ABD ordusu, Fırat'ın Doğusunu ve batı yakasında Münbiç'i de içine Suriye-Türkiye sınırında ilan edilmemiş bir tampon bölgeyi Kandilci kadroların yönettiği terör örgütü PKK/YPG ile SDF adı altında oluşturmuş durumda.
ABD Suriye’de Türkiye’nin önüne sonlanmayan ve netice alınmayan takvimleri sürekli koyuyor. Gelin alanın özetine bakalım;
Rejim Güçleri: 116 bin 487,94 km2 (62,08%)
Terör örgütü PKK-ABD: 51 bin 657,72 km2 (27,53%)
Muhalifler(FK-ZD-İdlib): 17 bin 343,7 km2 (9,25%)
Terör örgütü IŞİD: 2138 km2 (1,14%) ve İsrail’inde işgal altında tuttuğu 1155 km2 Golan Tepelerini de unutmamak lazım.
Bugün Suriye’nin toprak bütünlüğü tamamen ortadan kalkmış durumda. Gelin alanda olan devletler ve devlet dışı aktörler ile terör örgütlerine bakalım.
Bugün Türkiye-ABD-Rusya-İran-İngiltere-Fransa-Almanya ve çok az sayıda bazı batılı ülkelerin alanda askeri varlığı var. Bunun yanı sıra İsrail’in de işgal altında tuttuğu Golan bölgesi Suriye toprağı. Devlet dışı aktör olarak Lübnan Hizbullahı başta olmak üzere Suriye’ye başta Irak olmak üzere birçok milis güç alanda varlığını sürdürüyor. Ülkede terör örgütü PKK-DEAŞ-DHKPC –El Kaide faaliyetlerine devam ediyor. Diğer yandan az sayıda da olsa Filistinli silahlı guruplar mevcudiyeti göz ardı edilemez. 2011 yılında alanda örgütlenen Özgür Suriye hareketi içinde yer alan zamanla bir kısmı ayrılan 30’u aşkın silahlı grup var. Bugün Suriye Milli Ordusu adı altında düzenli orduya geçmeye çalışan ÖSO dışında alanda HTŞ içinde ya da HTŞ ile hareket etmese bile Türkiye’nin terör listesine aldığı silahlı yapıların varlığı da bir gerçek. Bunun yanında ABD’li, Rus ve batılı paralı askerler Suriye’de değişik gruplar yanında çatışmalara katılıyorlar. Suud-Katar –Mısır ve körfez ülkeleri farklı şekilde alanda her zaman yer aldılar. Net olmayan rakamlara göre 100 bin üzerinde farklı ülkelerden gelen silahlı kişiler Suriye savaşında yer aldı. İşin özeti Suriye bir dünyalar savaşı.
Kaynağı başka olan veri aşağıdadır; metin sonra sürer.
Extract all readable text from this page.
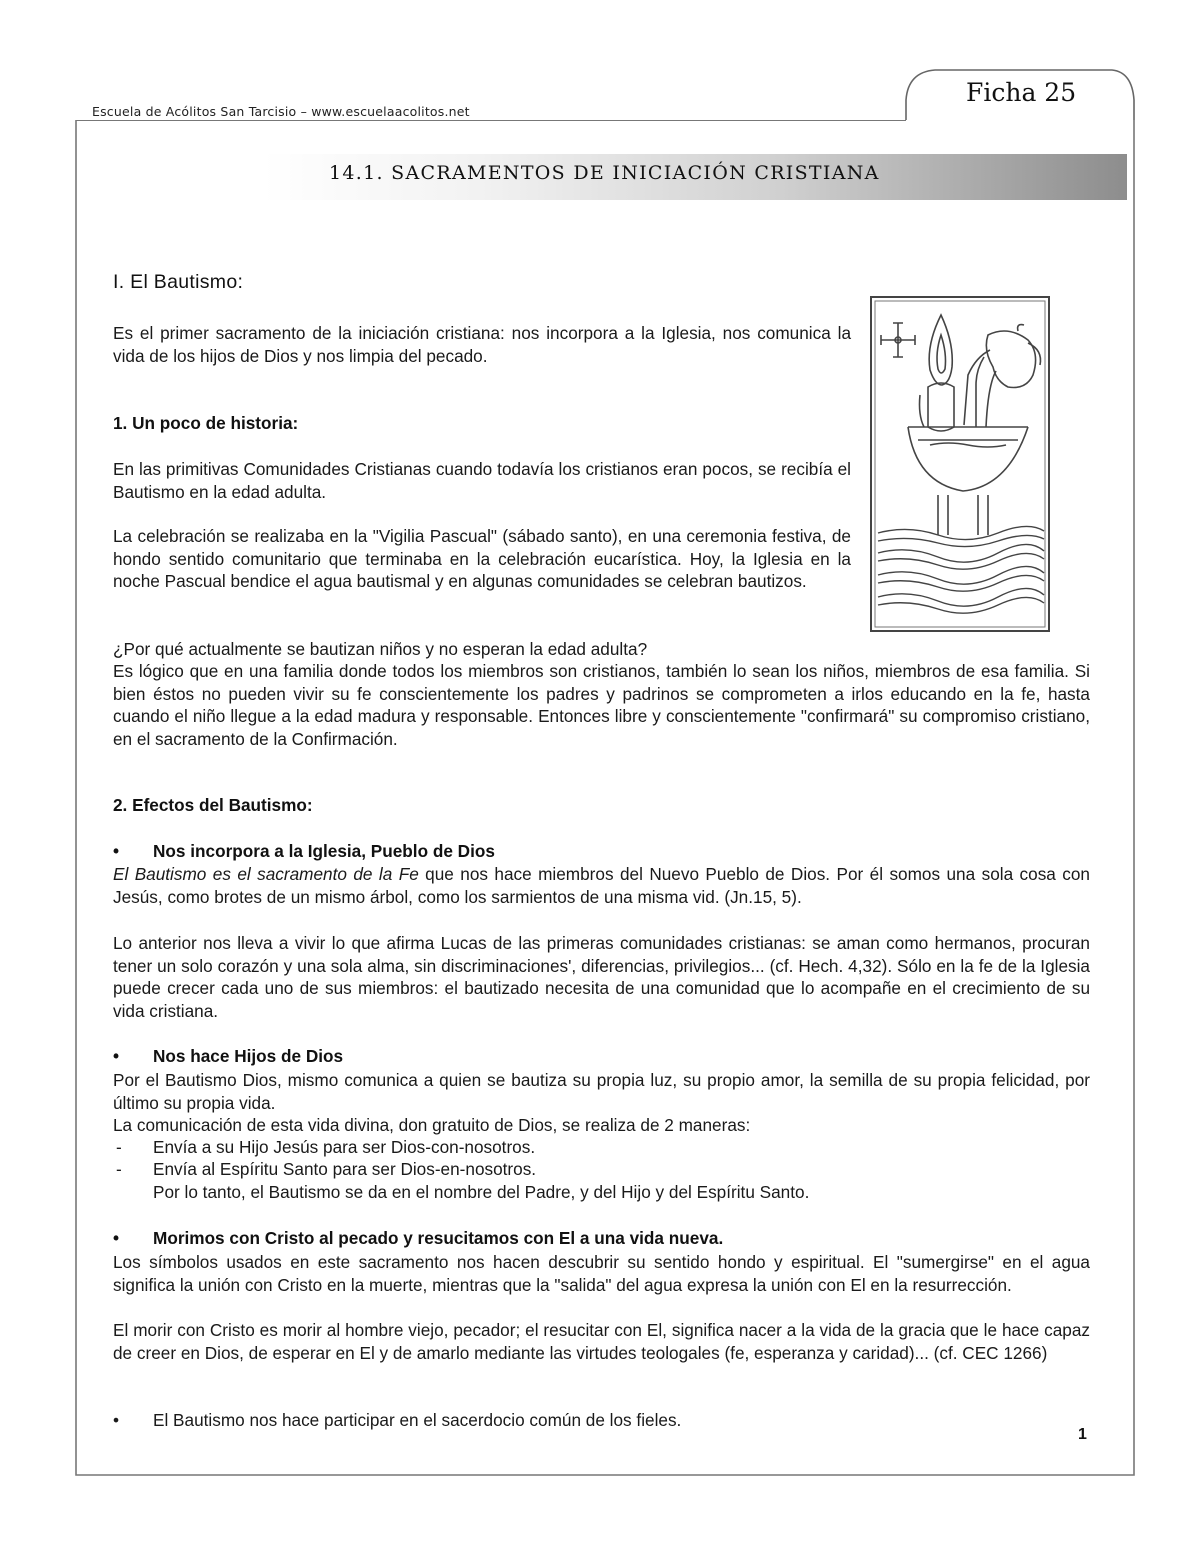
Escuela de Acólitos San Tarcisio – www.escuelaacolitos.net
Ficha 25
14.1. SACRAMENTOS DE INICIACIÓN CRISTIANA
I. El Bautismo:

Es el primer sacramento de la iniciación cristiana: nos incorpora a la Iglesia, nos comunica la vida de los hijos de Dios y nos limpia del pecado.

1. Un poco de historia:

En las primitivas Comunidades Cristianas cuando todavía los cristianos eran pocos, se recibía el Bautismo en la edad adulta.

La celebración se realizaba en la "Vigilia Pascual" (sábado santo), en una ceremonia festiva, de hondo sentido comunitario que terminaba en la celebración eucarística. Hoy, la Iglesia en la noche Pascual bendice el agua bautismal y en algunas comunidades se celebran bautizos.

¿Por qué actualmente se bautizan niños y no esperan la edad adulta?

Es lógico que en una familia donde todos los miembros son cristianos, también lo sean los niños, miembros de esa familia. Si bien éstos no pueden vivir su fe conscientemente los padres y padrinos se comprometen a irlos educando en la fe, hasta cuando el niño llegue a la edad madura y responsable. Entonces libre y conscientemente "confirmará" su compromiso cristiano, en el sacramento de la Confirmación.

2. Efectos del Bautismo:

• Nos incorpora a la Iglesia, Pueblo de Dios

El Bautismo es el sacramento de la Fe que nos hace miembros del Nuevo Pueblo de Dios. Por él somos una sola cosa con Jesús, como brotes de un mismo árbol, como los sarmientos de una misma vid. (Jn.15, 5).

Lo anterior nos lleva a vivir lo que afirma Lucas de las primeras comunidades cristianas: se aman como hermanos, procuran tener un solo corazón y una sola alma, sin discriminaciones', diferencias, privilegios... (cf. Hech. 4,32). Sólo en la fe de la Iglesia puede crecer cada uno de sus miembros: el bautizado necesita de una comunidad que lo acompañe en el crecimiento de su vida cristiana.

• Nos hace Hijos de Dios

Por el Bautismo Dios, mismo comunica a quien se bautiza su propia luz, su propio amor, la semilla de su propia felicidad, por último su propia vida.

La comunicación de esta vida divina, don gratuito de Dios, se realiza de 2 maneras:

- Envía a su Hijo Jesús para ser Dios-con-nosotros.

- Envía al Espíritu Santo para ser Dios-en-nosotros.

Por lo tanto, el Bautismo se da en el nombre del Padre, y del Hijo y del Espíritu Santo.

• Morimos con Cristo al pecado y resucitamos con El a una vida nueva.

Los símbolos usados en este sacramento nos hacen descubrir su sentido hondo y espiritual. El "sumergirse" en el agua significa la unión con Cristo en la muerte, mientras que la "salida" del agua expresa la unión con El en la resurrección.

El morir con Cristo es morir al hombre viejo, pecador; el resucitar con El, significa nacer a la vida de la gracia que le hace capaz de creer en Dios, de esperar en El y de amarlo mediante las virtudes teologales (fe, esperanza y caridad)... (cf. CEC 1266)

• El Bautismo nos hace participar en el sacerdocio común de los fieles.

1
Şimdi Fırat doğusu ve batısı tartışmalarında ile Süper güç ABD-Rusya arasında 911 km sınır güvenliğini garanti altına almaya çalışan Türkiye Münbiç’ten Fırat havzasında Irak sınırına varan ve oradan Sincar üzerinden Mahmur’dan geçerek Kandil’e uzanan terör kanton yapısı ile karşı karşıya bırakıldı. Hem ABD’nin başını çektiği batı bloku ve İsrail, Rusya ve İran ne kadar Astana masasında birlikte çalışsak da PKK’ya destek veriyorlar. Teyidi ise Suriye’den 1 tane PKK’lıyı bize teslim eden devlet var mı? Eylül 2019’da gelinen noktada Türkiye tüm aktörlere rağmen Fırat Kalkanı-2 harekatına doğru haklı bir yalnızlıkla gidiyor.15 Temmuz hainliği sonrası BEKA tehlikesini en üst düzeyde yaşayan Türkiye tarihinin en çetin mücadelesine girmeye mecbur bırakıldı. Bugün 45 bin civarında olan terör kanton yapısı 110 bin seviyesine çıkarmak için projeler devam ederken Türk devlet aklı tarihin o derin hafızasından edindiği tecrübeyle askeri gücünü kullanmalıdır. Suriye mücadelesinde haklı yalnızlığımız devam ediyor. Şimdi karşımızda duran riskleri ortadan kaldırma zamanı. Yoksa her şey çok geç olacak.